In 2011 UNICEF staff in New York and Rio de Janeiro joined with a team of digital innovators, government officials, community leaders and other partners on a mission: to train young people to create maps which depicted the social and environmental risks in their surroundings using UNICEF-GIS. This cutting-edge mapping platform enables real-time data collection through web and mobile applications. In 2011 the first training of young digital mappers took place in Prazeres with UNICEF, the Public Laboratory for Open Technology and Science and the MIT Mobile Experience Lab.
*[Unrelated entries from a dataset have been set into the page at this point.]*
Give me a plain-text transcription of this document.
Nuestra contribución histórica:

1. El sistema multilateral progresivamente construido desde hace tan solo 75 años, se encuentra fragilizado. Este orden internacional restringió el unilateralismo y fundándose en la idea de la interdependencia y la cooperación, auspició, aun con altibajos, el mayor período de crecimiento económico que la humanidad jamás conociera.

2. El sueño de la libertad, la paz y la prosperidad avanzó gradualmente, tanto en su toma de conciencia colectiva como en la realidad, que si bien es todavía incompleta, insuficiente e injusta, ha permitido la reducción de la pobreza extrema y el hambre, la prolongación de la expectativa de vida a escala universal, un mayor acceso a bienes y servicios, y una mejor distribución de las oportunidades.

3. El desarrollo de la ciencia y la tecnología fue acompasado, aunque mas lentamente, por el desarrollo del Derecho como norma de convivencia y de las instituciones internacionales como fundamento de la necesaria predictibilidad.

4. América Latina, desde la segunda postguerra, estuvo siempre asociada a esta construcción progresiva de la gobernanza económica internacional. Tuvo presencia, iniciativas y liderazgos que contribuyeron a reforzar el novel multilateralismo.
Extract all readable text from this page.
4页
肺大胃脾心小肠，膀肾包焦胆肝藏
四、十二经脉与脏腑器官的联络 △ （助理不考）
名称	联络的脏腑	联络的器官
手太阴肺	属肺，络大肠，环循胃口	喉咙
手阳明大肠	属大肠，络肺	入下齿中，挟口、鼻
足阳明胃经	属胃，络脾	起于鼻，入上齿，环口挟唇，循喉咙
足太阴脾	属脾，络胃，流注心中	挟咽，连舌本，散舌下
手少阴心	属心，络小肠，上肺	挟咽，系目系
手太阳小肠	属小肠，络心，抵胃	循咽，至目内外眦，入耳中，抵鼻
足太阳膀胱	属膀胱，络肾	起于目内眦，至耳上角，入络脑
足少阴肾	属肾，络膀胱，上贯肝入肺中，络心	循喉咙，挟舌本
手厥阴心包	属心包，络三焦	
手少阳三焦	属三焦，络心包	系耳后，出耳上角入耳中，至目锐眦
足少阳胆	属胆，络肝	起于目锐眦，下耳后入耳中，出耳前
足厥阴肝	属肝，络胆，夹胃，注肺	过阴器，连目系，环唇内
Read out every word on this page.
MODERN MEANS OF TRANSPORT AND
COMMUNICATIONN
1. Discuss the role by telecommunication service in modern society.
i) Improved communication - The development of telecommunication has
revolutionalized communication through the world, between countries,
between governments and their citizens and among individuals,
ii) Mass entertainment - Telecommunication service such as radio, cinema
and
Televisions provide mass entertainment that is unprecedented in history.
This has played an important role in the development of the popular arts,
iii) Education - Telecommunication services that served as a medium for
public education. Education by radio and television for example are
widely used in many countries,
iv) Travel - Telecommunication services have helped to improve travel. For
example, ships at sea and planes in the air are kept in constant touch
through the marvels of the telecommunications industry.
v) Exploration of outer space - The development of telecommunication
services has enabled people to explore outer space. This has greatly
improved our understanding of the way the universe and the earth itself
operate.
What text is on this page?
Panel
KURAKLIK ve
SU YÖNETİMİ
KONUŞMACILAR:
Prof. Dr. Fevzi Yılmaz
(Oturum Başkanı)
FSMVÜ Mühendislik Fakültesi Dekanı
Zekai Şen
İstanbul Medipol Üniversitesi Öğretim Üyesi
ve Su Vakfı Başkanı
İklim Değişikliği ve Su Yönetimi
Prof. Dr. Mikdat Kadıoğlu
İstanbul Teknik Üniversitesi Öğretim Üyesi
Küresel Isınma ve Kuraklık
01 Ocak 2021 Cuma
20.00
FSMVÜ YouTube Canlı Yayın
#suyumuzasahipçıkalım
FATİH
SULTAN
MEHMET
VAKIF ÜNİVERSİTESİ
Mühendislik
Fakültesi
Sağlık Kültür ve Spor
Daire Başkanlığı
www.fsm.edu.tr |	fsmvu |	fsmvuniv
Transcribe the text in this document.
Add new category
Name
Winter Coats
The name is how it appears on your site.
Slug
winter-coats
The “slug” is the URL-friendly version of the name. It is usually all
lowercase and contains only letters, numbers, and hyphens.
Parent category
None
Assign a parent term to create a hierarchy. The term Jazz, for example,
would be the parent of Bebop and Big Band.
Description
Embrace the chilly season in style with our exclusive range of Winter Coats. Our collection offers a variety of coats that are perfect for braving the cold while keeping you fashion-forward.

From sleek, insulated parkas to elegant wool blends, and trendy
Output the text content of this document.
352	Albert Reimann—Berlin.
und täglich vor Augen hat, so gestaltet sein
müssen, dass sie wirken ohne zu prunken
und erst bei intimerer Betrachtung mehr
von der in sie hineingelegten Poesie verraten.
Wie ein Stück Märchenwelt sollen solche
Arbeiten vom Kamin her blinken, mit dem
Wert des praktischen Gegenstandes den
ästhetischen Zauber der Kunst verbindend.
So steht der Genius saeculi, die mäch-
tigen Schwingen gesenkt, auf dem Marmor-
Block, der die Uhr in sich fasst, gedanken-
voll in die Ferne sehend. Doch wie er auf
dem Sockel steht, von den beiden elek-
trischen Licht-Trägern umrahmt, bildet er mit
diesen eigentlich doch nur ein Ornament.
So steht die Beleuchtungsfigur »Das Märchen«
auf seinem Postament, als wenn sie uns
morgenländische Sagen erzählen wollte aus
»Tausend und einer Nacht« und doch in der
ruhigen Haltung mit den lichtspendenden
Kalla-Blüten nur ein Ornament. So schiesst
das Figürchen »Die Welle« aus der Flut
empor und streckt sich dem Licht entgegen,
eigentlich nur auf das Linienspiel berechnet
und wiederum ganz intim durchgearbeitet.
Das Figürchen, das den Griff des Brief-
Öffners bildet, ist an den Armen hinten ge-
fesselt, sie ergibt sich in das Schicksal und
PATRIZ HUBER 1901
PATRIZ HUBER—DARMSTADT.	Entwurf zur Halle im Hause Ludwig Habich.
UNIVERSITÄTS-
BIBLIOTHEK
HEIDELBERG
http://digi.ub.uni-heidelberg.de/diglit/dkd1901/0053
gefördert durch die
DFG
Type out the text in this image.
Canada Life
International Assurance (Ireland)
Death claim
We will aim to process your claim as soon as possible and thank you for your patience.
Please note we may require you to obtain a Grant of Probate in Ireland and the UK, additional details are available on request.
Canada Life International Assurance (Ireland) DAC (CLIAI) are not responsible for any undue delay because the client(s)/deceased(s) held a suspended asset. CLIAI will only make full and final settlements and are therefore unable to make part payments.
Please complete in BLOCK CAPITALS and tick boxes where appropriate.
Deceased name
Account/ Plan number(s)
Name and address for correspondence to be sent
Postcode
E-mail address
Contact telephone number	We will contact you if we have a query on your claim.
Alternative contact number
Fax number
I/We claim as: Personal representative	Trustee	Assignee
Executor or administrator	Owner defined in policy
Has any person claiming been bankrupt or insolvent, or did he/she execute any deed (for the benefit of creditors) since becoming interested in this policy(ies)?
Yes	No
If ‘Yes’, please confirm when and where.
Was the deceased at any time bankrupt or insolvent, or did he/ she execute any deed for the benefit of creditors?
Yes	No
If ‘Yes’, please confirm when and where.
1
Adolescents use mobile phones loaded with UNICEF-GIS to photograph problems; the photos are automatically tagged with global positioning system (GPS) coordinates, enabling researchers and officials to pinpoint the problem areas. The adolescents then use cameras attached to kites to gather aerial images, helping to identify the presence or absence of drainage systems, the availability of sanitation facilities, impediments to evacuation, and other issues. This process of training youth to map and participate in the improvement of their neighborhoods is Voices of Youth Maps, a UNICEF initiative which promotes the use of digital mapping to empower young people.